For the past three years, 13-year-old Majed Al-Blowi had been confined to his house.
Debilitating epileptic seizures -- up to 12 a day -- kept the Saudi Arabian teenager from going to school, hanging out with friends and playing soccer.
When doctors in Saudi Arabia couldn't control the seizures, the boy's father, Amin, searched the world for a solution. He and his son traveled to France, Brazil and Austria, but the medications they tried didn't work, and sometimes caused rashes, double vision and other side effects.
The boy was then referred by Johns Hopkins University (which had a relationship with his Saudi doctor) to the Seattle Neuroscience Institute at Swedish Medical Center. There was a major obstacle: Since the 9/11 attacks, it's been almost impossible for patients from Saudi Arabia to come to America for treatment.
Majed and his father were told they'd have to wait six months for a travel visa.
But Swedish neurologist Kassim Ayach, who used to work with the Saudi Embassy in Washington, D.C., used some of his contacts, and the U.S. and Saudi governments worked together to make the trip a reality.
In early August, Majed and his father arrived in Seattle.
The boy's condition was so severe that he suffered a seizure at Sea-Tac Airport and was rushed through immigration. He arrived at Swedish by ambulance.
Surgeons had planned to remove the part of Majed's brain causing his seizures -- considered the gold standard for epilepsy treatment. But the seizures were coming from multiple places in his brain, so surgeons instead implanted a small battery just below his collarbone -- a vagal nerve stimulator, approved by the Food and Drug Administration in 1997.
The device sends short bursts of electrical energy into the brain every few minutes through wires attached to the large nerve in the neck. Swedish performs 20 to 30 of the implants a year, though just how it works to prevent seizures isn't yet known and is still being studied.
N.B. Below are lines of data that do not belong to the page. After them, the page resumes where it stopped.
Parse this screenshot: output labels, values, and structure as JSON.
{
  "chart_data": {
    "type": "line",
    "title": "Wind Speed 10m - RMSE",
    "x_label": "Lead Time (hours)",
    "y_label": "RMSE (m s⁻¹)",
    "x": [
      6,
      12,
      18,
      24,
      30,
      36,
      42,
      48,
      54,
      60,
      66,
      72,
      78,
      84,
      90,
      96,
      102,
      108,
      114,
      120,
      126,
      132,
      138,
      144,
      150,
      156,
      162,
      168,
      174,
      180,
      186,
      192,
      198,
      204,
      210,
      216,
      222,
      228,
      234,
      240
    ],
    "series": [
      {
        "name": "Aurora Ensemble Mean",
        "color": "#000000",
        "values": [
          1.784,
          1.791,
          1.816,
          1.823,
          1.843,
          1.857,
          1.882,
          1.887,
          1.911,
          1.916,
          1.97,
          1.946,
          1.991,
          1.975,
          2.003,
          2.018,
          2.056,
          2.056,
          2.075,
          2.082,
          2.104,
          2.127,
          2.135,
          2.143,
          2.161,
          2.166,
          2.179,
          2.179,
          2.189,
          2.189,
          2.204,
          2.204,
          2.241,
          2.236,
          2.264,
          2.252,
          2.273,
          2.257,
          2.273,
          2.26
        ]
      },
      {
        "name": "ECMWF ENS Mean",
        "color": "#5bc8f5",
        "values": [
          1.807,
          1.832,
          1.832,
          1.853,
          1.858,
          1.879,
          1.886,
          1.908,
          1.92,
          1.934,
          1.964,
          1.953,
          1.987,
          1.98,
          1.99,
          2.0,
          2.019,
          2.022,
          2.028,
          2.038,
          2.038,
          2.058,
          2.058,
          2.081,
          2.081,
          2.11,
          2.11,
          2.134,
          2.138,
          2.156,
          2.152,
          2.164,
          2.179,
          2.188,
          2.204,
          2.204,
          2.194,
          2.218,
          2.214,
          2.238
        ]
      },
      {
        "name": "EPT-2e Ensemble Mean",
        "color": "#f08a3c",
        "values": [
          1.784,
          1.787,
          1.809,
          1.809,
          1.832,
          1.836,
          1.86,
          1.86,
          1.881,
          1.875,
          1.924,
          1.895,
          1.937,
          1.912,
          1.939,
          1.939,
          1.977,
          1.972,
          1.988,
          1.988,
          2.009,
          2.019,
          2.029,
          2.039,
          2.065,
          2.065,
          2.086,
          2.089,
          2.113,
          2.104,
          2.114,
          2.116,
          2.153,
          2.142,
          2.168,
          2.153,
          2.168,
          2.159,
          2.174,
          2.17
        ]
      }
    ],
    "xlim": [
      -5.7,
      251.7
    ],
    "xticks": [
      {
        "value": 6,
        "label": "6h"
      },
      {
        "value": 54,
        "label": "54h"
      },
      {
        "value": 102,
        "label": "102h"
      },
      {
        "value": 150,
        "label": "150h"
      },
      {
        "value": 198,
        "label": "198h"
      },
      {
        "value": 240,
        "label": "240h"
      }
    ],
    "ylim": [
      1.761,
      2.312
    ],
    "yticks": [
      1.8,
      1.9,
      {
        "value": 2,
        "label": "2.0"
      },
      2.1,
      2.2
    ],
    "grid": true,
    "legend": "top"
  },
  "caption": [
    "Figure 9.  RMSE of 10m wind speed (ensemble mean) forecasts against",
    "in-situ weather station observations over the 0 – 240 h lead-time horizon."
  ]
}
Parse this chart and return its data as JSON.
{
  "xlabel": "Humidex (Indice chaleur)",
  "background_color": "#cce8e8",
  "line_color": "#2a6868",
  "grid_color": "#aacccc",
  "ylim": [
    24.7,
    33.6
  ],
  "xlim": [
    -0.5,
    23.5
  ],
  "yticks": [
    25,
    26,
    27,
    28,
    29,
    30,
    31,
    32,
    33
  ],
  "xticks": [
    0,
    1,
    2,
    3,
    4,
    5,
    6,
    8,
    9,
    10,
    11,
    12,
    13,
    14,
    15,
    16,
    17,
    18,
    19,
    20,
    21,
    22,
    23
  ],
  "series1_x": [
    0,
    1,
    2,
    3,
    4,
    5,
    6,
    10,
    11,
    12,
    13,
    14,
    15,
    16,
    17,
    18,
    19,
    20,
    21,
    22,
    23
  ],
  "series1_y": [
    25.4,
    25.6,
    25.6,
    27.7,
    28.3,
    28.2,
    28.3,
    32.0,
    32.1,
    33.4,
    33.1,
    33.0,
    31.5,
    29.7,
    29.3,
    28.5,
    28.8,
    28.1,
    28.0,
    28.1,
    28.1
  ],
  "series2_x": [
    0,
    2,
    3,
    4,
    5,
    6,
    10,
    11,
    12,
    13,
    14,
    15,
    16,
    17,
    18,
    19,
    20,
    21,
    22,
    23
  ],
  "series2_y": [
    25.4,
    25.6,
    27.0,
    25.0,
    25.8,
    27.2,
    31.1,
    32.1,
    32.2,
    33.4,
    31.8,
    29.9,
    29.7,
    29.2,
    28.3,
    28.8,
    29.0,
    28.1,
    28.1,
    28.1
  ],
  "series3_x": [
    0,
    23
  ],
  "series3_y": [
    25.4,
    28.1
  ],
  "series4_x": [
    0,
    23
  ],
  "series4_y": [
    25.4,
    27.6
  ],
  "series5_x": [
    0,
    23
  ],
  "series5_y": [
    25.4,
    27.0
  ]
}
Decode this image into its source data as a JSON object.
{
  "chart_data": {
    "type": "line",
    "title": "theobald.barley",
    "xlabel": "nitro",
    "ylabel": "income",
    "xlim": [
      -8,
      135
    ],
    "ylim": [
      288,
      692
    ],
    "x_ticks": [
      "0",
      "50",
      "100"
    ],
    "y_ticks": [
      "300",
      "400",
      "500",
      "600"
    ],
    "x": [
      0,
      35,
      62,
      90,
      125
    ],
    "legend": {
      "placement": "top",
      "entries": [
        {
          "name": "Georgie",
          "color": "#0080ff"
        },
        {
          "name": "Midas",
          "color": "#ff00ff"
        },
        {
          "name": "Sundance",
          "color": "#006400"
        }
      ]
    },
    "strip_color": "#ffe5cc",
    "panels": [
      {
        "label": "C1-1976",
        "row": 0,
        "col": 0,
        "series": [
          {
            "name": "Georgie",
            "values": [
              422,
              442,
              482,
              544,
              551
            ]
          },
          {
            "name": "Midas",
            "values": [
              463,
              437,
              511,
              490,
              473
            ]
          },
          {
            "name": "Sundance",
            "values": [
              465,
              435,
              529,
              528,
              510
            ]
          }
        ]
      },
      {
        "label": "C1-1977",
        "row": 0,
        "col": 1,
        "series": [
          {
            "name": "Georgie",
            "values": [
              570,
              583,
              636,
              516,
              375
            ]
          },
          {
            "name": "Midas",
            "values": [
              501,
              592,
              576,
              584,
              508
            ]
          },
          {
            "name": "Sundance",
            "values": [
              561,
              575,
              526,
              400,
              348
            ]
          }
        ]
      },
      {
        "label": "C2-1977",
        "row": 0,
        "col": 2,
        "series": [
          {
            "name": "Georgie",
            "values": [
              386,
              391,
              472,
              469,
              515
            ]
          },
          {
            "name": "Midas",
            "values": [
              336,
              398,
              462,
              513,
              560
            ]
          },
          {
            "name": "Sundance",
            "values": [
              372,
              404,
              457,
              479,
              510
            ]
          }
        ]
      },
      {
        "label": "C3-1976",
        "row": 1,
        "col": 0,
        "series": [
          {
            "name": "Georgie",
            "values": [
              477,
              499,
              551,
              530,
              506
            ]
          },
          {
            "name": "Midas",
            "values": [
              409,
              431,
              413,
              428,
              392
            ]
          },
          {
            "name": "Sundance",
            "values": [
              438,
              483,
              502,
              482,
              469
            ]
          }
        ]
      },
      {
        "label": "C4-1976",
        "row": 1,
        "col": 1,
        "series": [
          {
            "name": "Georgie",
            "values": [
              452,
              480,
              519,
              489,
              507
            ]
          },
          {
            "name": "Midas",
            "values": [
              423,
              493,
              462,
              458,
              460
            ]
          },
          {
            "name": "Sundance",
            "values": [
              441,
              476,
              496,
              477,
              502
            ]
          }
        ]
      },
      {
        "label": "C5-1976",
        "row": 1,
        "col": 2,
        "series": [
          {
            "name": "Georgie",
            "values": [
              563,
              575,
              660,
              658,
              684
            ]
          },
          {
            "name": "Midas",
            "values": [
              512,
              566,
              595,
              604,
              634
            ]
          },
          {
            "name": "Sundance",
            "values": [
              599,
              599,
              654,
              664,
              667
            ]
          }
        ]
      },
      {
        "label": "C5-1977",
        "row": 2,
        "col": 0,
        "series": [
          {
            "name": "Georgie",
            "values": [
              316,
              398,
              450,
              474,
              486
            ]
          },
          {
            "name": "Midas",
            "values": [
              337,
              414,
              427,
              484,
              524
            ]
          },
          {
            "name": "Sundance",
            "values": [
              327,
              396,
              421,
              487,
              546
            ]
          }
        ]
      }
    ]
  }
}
For Majed, who underwent the procedure two weeks ago and hasn't had a seizure since, the fact that it works is enough. He and his father leave Friday to return to Saudi Arabia.
"He was a totally different child before," said Amin, who works in a chemical plant and paid for his son's treatment through his company's health insurance. "He's an expert at PlayStation now and can't wait to go home to be with his friends."
The hospital's international patient division and the Saudi student club at Seattle University helped father and son find a furnished apartment to live in during the past month.
The Swedish surgeons hope to open the hospital's doors to more international patients.
"I'll do anything for the patients, and my hope for the future is that everybody worldwide has the chance to come here for treatment if they need to," said Ayach, who spent months before Majed's arrival talking to his father and planning the trip.
Dr. David Newell, executive director of the Swedish Neuroscience Institute, likened the future of medical care to being able to find any book, no matter how rare, online.
"A lot of people have rare conditions, and we can utilize technology to open up to global medicine," he said. "We want to break down the barrier of visa problems and allow ideas to go back and forth, and hopefully those barriers will be broken down now."